Go, Go, Go, Go and Go some more is not a natural rhythm, but it is a rhythm we have conditioned and enabled ourselves to observe sometimes with devastating consequencies: burn out, illness, depression, addiction, disease, failed marriages, disenfranchised children, lack of meaning and enjoyment, fatigue and/or death just to mention a few. Somewhere along the way we have lost a sense of healthy natural rhythm. Perhaps, a growing gap in our connection with the land has precipitated this loss. Or perhaps, somewhere in our arrogance we have begun to see creation as something we are separate from. In our minds, there is humankind and creation. Rather than human kind as part of creation. We have forgotten that we were created. We are one element of nature. What makes us think that we are so separate from the inescapable realities of day and night, seasons, aging and death that we can ignore or resist these pieces of rhythm without consequence?

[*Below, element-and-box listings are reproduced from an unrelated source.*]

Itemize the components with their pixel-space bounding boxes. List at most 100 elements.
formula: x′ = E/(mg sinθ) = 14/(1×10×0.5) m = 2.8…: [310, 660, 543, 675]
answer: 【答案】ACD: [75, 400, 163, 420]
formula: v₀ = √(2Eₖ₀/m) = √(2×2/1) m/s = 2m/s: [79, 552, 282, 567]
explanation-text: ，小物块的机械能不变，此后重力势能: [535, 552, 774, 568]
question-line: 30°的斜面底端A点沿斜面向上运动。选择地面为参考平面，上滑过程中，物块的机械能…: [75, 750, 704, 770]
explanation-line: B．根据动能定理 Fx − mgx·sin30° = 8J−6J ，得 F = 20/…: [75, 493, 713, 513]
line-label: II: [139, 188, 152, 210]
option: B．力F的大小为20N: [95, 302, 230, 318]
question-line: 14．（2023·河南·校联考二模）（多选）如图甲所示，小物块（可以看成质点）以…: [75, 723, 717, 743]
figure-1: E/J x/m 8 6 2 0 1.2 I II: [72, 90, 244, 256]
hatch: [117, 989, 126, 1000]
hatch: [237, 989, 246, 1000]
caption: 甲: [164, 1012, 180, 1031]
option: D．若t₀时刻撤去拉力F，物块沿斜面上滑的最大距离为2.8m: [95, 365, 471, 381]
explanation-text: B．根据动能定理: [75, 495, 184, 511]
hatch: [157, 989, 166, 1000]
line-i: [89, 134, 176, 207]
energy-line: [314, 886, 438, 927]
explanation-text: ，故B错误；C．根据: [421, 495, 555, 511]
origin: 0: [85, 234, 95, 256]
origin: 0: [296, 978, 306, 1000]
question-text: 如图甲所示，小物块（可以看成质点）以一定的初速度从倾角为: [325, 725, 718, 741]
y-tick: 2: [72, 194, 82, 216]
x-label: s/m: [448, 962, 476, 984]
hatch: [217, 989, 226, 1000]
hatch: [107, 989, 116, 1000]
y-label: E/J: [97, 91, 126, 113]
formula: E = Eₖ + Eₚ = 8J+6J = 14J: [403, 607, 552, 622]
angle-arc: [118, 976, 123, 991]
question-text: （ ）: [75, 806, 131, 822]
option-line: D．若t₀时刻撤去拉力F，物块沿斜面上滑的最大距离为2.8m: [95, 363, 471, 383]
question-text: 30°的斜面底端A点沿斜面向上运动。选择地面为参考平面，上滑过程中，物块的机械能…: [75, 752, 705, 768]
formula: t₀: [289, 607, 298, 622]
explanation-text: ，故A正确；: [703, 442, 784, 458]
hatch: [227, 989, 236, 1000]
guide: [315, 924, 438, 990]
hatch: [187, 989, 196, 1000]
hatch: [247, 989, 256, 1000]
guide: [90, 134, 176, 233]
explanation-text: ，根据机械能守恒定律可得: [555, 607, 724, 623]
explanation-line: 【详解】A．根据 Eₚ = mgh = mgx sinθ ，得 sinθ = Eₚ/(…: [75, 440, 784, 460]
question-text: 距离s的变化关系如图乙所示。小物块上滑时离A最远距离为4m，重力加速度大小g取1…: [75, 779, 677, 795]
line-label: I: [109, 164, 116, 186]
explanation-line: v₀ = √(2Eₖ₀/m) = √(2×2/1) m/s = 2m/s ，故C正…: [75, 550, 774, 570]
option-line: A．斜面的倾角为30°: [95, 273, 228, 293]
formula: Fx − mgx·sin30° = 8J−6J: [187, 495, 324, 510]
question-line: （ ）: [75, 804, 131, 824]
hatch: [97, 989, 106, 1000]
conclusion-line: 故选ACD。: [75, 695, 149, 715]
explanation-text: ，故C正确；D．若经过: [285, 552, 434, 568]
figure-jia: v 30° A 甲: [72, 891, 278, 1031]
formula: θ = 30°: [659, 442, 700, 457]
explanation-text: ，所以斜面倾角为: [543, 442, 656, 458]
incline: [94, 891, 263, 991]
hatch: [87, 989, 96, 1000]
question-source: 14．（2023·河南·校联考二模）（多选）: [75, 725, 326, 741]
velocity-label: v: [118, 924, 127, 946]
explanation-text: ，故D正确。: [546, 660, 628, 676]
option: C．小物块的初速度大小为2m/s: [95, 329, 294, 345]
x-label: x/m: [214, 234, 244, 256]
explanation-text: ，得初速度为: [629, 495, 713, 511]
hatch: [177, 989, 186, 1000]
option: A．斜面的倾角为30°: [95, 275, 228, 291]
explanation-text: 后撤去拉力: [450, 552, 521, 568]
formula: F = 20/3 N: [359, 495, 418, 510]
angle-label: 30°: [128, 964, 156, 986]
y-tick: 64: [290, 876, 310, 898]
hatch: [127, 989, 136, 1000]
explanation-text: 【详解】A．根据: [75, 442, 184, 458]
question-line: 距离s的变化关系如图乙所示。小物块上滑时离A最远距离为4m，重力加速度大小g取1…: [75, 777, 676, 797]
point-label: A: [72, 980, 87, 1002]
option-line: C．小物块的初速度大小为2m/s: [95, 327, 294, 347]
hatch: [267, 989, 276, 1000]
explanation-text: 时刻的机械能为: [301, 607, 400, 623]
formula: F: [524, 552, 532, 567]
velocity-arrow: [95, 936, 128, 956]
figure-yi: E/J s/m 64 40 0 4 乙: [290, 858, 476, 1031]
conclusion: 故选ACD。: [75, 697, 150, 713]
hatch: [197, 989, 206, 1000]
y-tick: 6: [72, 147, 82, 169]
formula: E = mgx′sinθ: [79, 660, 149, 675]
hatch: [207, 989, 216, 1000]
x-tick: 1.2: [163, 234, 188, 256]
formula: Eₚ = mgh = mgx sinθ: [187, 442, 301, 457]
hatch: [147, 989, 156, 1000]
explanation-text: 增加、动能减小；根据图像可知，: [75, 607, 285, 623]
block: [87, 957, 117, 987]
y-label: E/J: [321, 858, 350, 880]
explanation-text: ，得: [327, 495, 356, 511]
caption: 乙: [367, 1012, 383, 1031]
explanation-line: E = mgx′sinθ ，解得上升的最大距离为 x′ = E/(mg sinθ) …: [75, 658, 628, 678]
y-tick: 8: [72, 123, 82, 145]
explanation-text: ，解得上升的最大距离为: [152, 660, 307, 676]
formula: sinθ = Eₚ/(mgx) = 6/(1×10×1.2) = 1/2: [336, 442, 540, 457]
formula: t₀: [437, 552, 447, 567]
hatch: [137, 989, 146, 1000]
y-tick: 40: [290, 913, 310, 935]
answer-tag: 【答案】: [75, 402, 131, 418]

So how do we begin to live within the rhythm of life rather than constantly oppose it? That’s a question that I want to unpack over a series of blogs. One is not enough. Beginning to recognize the problem though is half of the battle. Think about your own life. What rhythm(s) do you observe? How do you flow between resting and working, being and doing, community and solitude? Give this some thought. How does the flow of your day fit or conflict with the natural flow of a day? Do the words “natural flow of a day” necessarily mean anything to you?
Blessings to you as you ponder these questions, from The Practical Disciple.